18 thoughts on “3D Printing With Plastic Cutlery

    1. I don’t do it to save money but I can’t argue that is an expensive option. I’ve only dabbed in pullstruding. I’ve considered other option but finding a good affordable shredder seems near impossible… and if I were to guesstimate it wouldn’t return on investment in the first 100kg or so

    2. Hey let him. Stefan is making his phd in germany (or finished), poor paid 50% job/position and has also a child. He need the youtube money. His channel is about 3d printing, so he deliver some kind of content. If you like it or not, click it for adds, so he gets some euros.

      Happy holiday you all!

    1. Um no, the whole argument about food safety and FDM 3D printing is about the printing method more often than the material itself. PLA and a lot of other materials are perfectly food safe.

      The argument comes about due to ease of cleaning and reusability, with layer lines it can make it harder to clean properly and combining that with the low softening point of some plastics that means they can’t be sterilized either.

      For single use plastics the cleaning method isn’t really relevant and injection moulding produces much smoother parts which can be cleaned more easily with no layer lines or tiny gaps and hence injection moulding is much more suitable for food use than FDM 3D printing.

      1. You also don’t know what additives each manufacturer can possibly put in PLA (or any other plastic), so you can’t be sure if any PLA filament is really food safe or not.
        And in addition, FDM releases very fine particles, which, food safe or not, one should better avoid to eat.

  1. I looked into this type of biodegradable single use cutlery quite a few years ago as part of a presentation for a competition. Knowing what I know now, a lot of their claims are just false or only partially true, the exact same claim that PLA is biodegradable. It is but only in industrial composters.

    You do get properly biodegradable filaments now though but they typically aren’t the best in terms of mechanical properties. PCL is apparently one.

  2. How about making filaments from old garbage bags? are there any other ingredients you can add to change the final characteristics (color, transparencies, temperature, surface texture (in final part))? Stuff like that. Dude, you have all the things necessary to operate a complete 3D printing Research Laboratory. You could approach 3D printer companies to do various engineering research, and make a truck load of cash. Oh, Oh, Oh !! Make filaments out of Nitro Cellulous plastic (watch the heat), and detonate the model made and create Detno-Art. Art made by an explosion. Yeah, watch the heat very carefully. Also try various materials to get different textures in the final part. Dang, you’ve got it going on there. Have Fun!

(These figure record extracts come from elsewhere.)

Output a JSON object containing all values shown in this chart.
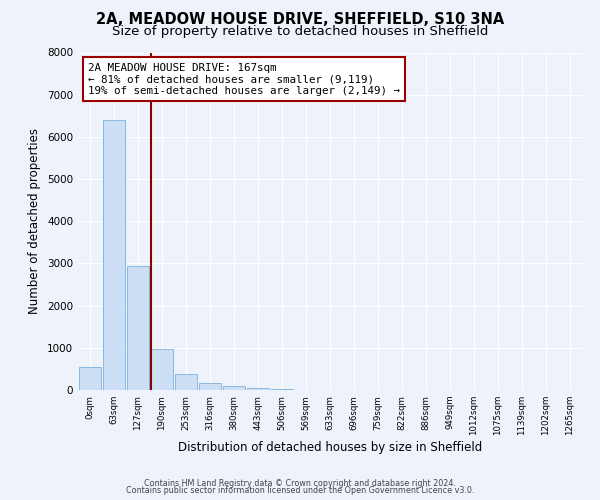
{
  "title": "2A, MEADOW HOUSE DRIVE, SHEFFIELD, S10 3NA",
  "subtitle": "Size of property relative to detached houses in Sheffield",
  "xlabel": "Distribution of detached houses by size in Sheffield",
  "ylabel": "Number of detached properties",
  "bar_labels": [
    "0sqm",
    "63sqm",
    "127sqm",
    "190sqm",
    "253sqm",
    "316sqm",
    "380sqm",
    "443sqm",
    "506sqm",
    "569sqm",
    "633sqm",
    "696sqm",
    "759sqm",
    "822sqm",
    "886sqm",
    "949sqm",
    "1012sqm",
    "1075sqm",
    "1139sqm",
    "1202sqm",
    "1265sqm"
  ],
  "bar_values": [
    550,
    6400,
    2950,
    980,
    375,
    175,
    90,
    50,
    20,
    10,
    5,
    0,
    0,
    0,
    0,
    0,
    0,
    0,
    0,
    0,
    0
  ],
  "bar_color": "#ccdff5",
  "bar_edge_color": "#89b8e0",
  "vline_x": 2.54,
  "vline_color": "#8b0000",
  "ylim": [
    0,
    8000
  ],
  "annotation_title": "2A MEADOW HOUSE DRIVE: 167sqm",
  "annotation_line1": "← 81% of detached houses are smaller (9,119)",
  "annotation_line2": "19% of semi-detached houses are larger (2,149) →",
  "annotation_box_color": "#ffffff",
  "annotation_box_edge": "#990000",
  "footer1": "Contains HM Land Registry data © Crown copyright and database right 2024.",
  "footer2": "Contains public sector information licensed under the Open Government Licence v3.0.",
  "background_color": "#eef2fa",
  "grid_color": "#ffffff",
  "title_fontsize": 10.5,
  "subtitle_fontsize": 9.5
}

  3. I always enjoy his experiments, but I have a strong suspicion that this would not be cost effective for the majority of people.

    Putting aside the (rather high) cost of the shredder, the amount of electricity required to do this at home makes me think it’s probably much more efficient to produce filament in factories designed for that purpose.

    Happy to be proven wrong.

  4. Gent, it’s not about the cost. We continue to develop new technology daily in the world while exporting our waste to landfills and 3rd world countries. There is little reasoned why we continue to have 50+ different shape plastic bottles in a variety of materials. Why do we box dry foods and package them in plastics that most cannot recycle. Draw a dam line in the sand people and demand we have 50% recyclable packaging materials only. It is as good a start as any and we have been ignoring it hoping that it will go away.